For fans of planet K, one of its great attractions is that, apart from their privileged upbringing and the constant jet-setting, the Kardashians also seem a little bit like the rest of us. There is little in the way of mystique – their brand is built on over-sharing and they film for 17 hours a day. ‘There is nothing we wouldn’t show; we film everything,’ says Khloé. ‘Except going to the bathroom,’ adds Kim. ‘Oh, that’s nice to mention, Kim,’ quips Kourtney. We see them roll out of bed in the morning and eating leftovers straight from the fridge; we’re with them for their weddings, their holidays, their bikini waxes, their dental appointments, and Kourtney has now given birth twice on the programme.
‘We do have editing rights, we just don’t use them,’ says Khloé, claiming there is nothing they regret showing. ‘By the time any programme airs, everything we’ve been through is behind us, so whatever it is it’s not such an open wound,’ she says. Some must be harder to watch than others: their home videos document the build-up to and subsequent breakdown of Kim’s short-lived marriage to the conveniently monikered Kris Humphries. The wedding, in August 2011, was marred by controversy as Kim was accused of making more than £11 million from what critics deemed was a farce.
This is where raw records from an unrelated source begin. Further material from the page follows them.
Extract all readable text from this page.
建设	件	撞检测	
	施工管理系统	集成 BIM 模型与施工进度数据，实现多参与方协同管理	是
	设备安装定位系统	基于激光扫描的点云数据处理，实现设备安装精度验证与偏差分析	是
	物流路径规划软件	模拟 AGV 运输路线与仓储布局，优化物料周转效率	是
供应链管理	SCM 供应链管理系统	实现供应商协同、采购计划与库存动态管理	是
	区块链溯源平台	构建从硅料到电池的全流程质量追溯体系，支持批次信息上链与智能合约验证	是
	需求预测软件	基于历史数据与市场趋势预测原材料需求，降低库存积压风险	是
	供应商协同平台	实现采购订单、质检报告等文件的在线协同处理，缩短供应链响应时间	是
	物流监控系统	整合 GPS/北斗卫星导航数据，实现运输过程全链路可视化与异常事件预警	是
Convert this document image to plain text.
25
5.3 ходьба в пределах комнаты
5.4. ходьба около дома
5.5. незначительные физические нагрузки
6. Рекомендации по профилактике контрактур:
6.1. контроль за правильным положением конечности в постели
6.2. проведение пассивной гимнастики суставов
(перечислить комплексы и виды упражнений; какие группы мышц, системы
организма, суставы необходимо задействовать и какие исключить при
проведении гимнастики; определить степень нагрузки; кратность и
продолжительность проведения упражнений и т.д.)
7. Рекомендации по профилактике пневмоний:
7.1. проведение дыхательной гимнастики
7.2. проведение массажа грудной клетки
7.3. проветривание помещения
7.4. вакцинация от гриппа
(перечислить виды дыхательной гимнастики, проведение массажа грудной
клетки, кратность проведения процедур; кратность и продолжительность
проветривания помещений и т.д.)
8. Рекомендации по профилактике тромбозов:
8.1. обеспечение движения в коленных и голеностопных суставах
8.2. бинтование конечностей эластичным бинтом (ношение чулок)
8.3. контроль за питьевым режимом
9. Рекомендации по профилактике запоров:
So is there anything they’d never watch back? ‘No, because every season is so special to us,’ says Kim. ‘Each is a time period where there is something we were going through that means something in our lives, no matter what it is.’
In June, Helen Wright, headmistress of girls’ boarding school St Mary’s Calne in Wiltshire, declared at a teachers’ conference that an image of Kim Kardashian in her underwear on the cover of Zoomagazine represented ‘almost everything that is wrong with Western society today’. No one would deny the existence of superficiality in the world that the Kardashians inhabit, or the fact that Kim is a sex symbol who trades on her looks, but Wright’s comments fuelled debate over what it means to be a role model. Are working hard, looking good and behaving well not enough? I ask the sisters whether they worry about the pressure of being role models for the young women who will buy their dresses.
‘You have to take responsibility for the role you’ve been given, and I think our brand is about empowering women,’ Kim says. ‘Just last night I was with some girlfriends and we were saying how much we enjoy encouraging women to start businesses.
‘I feel being a role model goes beyond fashion or body image. Yes, it’s about looking and feeling our best, not just in what we wear but in health and fitness and beauty, too. It’s about a strong work ethic, about being the best we can be every day.’
‘For me it’s about owning who we are,’ adds Khloé. ‘I mean, we are Armenian and I get people thanking me all the time for bringing awareness to the Armenian community. So we do stand for something – owning who you are no matter who that is.’